This week’s cover story about the cloistered Servants of the Lord and the Virgin of Matará Sisters in Flatlands who sewed penitential stoles for the upcoming World Youth Day is the kickoff of our coverage of the historic event which will take place in Madrid, Spain, Aug. 16-21.
Between now and the opening ceremonies, The Tablet and The NET will be bringing you feature articles about our own delegates from Brooklyn and Queens. Individual parish delegations have been preparing for months as they raise funds to pay for their trips. They also have been preparing spiritually with days of recollection.
World Youth is a great social event but it is also a spiritual journey. Some of our local participants will be leaving earlier than their peers so that they can participate in the Camino or walk to Santiago, Spain and the Catheral of St. James there. This walk retraces the footsteps of St. James as he travelled to Spain to evangelize the first Christians there. A NET film group will be joining the group to tel their story to viewers back home.
Among those walking the historic pilgrimage will be Father Robert Keighron of St. Helen’s parish, Howard Beach, and Father James Kuroly of Cathedral Prep, Elmhurst.
Another group, from Holy Family parish, Flatlands, also will leave early for a pilgrimage to Rome under the direction of their pastor, Father John Amann.

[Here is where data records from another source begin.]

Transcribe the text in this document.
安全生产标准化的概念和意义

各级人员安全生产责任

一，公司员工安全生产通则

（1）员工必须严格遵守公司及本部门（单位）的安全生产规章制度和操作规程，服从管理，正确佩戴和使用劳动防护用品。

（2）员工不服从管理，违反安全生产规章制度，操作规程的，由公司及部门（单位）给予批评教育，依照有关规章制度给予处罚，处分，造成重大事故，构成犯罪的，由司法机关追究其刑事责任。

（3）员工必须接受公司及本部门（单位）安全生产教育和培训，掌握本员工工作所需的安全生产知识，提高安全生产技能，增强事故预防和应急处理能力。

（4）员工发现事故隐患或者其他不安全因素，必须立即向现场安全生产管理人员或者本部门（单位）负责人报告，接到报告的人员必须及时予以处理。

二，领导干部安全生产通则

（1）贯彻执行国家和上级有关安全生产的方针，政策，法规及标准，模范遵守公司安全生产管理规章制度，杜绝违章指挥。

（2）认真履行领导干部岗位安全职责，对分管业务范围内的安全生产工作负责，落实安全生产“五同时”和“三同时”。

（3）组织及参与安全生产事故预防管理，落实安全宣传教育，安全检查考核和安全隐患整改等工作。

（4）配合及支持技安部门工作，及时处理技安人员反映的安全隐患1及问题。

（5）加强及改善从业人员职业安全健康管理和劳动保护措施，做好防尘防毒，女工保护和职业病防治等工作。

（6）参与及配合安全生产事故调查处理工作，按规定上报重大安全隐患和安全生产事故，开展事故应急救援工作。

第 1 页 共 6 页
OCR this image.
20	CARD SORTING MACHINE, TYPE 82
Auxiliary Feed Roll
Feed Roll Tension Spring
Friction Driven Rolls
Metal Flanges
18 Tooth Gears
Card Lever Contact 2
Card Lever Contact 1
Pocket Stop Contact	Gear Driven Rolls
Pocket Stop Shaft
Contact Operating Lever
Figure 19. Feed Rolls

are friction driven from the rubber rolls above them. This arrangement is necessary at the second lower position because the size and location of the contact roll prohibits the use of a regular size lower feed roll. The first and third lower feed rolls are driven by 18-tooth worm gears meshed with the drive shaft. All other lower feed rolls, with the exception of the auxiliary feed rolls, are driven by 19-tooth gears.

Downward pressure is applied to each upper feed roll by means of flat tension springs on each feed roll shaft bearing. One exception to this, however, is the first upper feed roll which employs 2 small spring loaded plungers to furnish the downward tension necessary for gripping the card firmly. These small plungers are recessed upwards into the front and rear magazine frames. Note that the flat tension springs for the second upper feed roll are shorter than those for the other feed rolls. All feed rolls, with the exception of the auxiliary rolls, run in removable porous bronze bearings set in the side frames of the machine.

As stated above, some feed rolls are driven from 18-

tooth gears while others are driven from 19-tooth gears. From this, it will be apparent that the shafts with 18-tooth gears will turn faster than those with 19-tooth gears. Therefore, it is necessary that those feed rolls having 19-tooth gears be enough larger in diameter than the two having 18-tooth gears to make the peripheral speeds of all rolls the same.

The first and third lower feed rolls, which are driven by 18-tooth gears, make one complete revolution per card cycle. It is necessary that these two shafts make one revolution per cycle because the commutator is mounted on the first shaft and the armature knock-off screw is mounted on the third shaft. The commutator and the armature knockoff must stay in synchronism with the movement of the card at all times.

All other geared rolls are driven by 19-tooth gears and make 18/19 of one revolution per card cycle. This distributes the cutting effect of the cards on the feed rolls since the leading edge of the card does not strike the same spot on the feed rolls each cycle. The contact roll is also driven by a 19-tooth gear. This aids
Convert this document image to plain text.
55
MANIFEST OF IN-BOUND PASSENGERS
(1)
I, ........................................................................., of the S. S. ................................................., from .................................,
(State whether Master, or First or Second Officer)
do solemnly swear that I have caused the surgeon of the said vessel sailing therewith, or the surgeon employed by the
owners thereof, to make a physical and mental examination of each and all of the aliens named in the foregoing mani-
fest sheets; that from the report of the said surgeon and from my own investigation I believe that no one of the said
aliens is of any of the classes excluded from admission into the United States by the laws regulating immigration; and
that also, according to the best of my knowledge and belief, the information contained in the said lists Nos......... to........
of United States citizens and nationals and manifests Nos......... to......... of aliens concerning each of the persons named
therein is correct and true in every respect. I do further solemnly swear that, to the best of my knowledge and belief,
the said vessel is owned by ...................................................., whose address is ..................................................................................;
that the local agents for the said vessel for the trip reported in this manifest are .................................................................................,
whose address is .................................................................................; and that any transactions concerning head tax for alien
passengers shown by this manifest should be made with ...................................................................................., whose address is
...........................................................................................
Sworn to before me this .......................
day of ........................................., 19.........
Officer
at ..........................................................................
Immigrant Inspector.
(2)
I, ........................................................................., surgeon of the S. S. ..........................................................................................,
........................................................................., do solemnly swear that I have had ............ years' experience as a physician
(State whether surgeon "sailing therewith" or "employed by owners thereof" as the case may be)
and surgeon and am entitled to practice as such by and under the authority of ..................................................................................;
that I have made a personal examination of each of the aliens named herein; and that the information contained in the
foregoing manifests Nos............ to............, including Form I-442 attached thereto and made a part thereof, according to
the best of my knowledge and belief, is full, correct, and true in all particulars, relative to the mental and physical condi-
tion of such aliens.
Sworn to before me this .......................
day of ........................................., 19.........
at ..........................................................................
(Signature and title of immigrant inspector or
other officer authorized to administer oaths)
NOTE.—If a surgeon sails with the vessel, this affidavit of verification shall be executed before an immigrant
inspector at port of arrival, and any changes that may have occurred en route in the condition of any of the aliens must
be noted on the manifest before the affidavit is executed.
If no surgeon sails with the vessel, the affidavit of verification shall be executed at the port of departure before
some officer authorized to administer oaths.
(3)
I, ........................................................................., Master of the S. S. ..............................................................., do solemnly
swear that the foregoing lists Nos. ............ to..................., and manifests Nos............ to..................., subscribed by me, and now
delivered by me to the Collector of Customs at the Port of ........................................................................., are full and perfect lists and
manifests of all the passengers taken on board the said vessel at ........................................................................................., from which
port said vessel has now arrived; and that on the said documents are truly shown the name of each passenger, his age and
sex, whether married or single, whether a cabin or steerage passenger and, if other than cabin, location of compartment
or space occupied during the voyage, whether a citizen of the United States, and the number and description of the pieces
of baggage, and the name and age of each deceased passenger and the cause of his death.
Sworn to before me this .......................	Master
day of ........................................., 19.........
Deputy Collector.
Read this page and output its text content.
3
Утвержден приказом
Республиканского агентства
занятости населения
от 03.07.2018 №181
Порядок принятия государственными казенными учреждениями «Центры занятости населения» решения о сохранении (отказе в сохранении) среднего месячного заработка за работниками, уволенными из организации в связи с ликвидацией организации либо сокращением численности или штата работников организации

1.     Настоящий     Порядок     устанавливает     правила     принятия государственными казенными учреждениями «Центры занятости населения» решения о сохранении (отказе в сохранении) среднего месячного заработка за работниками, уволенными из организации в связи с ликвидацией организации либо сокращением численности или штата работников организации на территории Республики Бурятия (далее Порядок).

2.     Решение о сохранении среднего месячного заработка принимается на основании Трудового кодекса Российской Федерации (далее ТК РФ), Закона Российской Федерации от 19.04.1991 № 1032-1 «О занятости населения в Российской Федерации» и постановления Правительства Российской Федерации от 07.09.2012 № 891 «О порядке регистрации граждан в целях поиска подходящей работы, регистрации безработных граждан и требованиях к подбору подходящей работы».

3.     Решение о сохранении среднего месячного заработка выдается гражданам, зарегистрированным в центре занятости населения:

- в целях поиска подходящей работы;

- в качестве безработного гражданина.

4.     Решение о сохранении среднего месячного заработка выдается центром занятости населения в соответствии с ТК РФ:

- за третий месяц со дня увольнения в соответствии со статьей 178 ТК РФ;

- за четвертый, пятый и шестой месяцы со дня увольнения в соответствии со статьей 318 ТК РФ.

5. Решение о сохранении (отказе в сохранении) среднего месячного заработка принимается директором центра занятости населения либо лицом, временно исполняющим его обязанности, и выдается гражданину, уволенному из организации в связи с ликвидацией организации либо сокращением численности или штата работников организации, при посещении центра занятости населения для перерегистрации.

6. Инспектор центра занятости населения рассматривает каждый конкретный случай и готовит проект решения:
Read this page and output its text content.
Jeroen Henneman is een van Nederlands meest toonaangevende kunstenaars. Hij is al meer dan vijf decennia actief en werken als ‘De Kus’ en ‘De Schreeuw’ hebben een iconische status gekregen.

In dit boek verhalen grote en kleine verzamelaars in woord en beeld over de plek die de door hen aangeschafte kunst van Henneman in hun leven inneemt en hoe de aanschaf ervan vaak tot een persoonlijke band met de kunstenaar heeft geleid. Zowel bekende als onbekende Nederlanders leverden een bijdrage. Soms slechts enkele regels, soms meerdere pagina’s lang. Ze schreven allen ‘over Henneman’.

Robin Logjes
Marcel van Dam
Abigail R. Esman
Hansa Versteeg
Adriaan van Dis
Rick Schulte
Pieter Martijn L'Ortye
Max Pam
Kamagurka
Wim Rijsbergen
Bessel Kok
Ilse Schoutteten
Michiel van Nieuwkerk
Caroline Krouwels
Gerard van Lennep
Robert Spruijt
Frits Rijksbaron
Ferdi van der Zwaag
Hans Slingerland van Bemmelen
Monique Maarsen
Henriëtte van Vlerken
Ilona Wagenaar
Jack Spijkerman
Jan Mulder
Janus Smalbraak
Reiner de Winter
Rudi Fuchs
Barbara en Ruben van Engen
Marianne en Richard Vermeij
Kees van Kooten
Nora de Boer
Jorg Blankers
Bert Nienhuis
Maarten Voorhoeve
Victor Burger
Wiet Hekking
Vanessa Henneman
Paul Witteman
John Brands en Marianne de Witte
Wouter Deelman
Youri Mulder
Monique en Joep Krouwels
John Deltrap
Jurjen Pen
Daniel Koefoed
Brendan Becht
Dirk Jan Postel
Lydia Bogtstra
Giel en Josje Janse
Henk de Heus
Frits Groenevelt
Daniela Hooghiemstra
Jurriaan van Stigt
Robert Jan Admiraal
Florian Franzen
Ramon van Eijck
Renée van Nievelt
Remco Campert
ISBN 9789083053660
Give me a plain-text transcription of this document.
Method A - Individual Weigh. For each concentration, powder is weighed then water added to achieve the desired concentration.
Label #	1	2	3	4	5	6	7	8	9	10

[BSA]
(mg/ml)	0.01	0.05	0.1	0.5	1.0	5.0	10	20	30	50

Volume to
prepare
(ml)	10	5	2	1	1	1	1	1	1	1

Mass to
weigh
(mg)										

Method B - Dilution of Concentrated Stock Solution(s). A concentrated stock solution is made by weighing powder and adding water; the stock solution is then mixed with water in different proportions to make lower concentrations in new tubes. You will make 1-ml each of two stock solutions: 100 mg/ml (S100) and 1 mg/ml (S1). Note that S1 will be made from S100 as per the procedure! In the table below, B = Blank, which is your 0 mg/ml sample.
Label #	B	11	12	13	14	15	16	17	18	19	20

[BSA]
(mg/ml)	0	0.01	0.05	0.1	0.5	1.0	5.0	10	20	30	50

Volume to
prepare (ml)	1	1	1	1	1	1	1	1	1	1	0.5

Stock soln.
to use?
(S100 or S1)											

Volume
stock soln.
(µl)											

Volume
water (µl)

All three active Brooklyn bishops are scheduled to be in Madrid. Tablet reporter Antonina Zielinska will be there to report and record on their interactions with our young people.
The film reports and photos will be broadcast as quickly as we can process on special editions of Currents, the daily news program seen on NET, Ch. 97 on Time-Warner and Ch. 30 on Cablevision.
Many First-Time Pilgrims
In all, about 350 young people and their chaperones will be representing Brooklyn and Queens at World Youth Day, which is expected to attract more than one million people.
Many of the local groups will be first-time participants in a WYD convocation. St. Sebastian’s, Woodside, is a new entry with about 30 young people. Also St. Leo’s and Our Lady of Sorrows, both Corona, and Mary, Queen of Heaven, Flatlands, and Transfiguration, Williamsburg, are sending pilgrims for the first time.
In addition, some of the old standbys will include St. Patrick’s, Bay Ridge; St. Gerard Majella, Hollis; and Holy Family, Flushing.
Father Gerard Sauer, diocesan director of pilgrims, is coordinating the logistics of the diocesan pilgrimage along with Paul Morisi, who coordinates young people’s ministries for the diocese’s Faith Formation Office.
There are also some groups travelling on their own — separate from the official diocesan delegation. They include youngsters from the Korean Apostolate, the Neo-Catechumenal Way, and a young Haitian group directed by Msgr. Joe Malagreca.
Of course, the highlight of World Youth Day will be the evening vigil and Mass the following day with Pope Benedict XVI. We will be bringing you these events, as well as others, live on The NET, with recaps each evening on Currents and in The Tablet.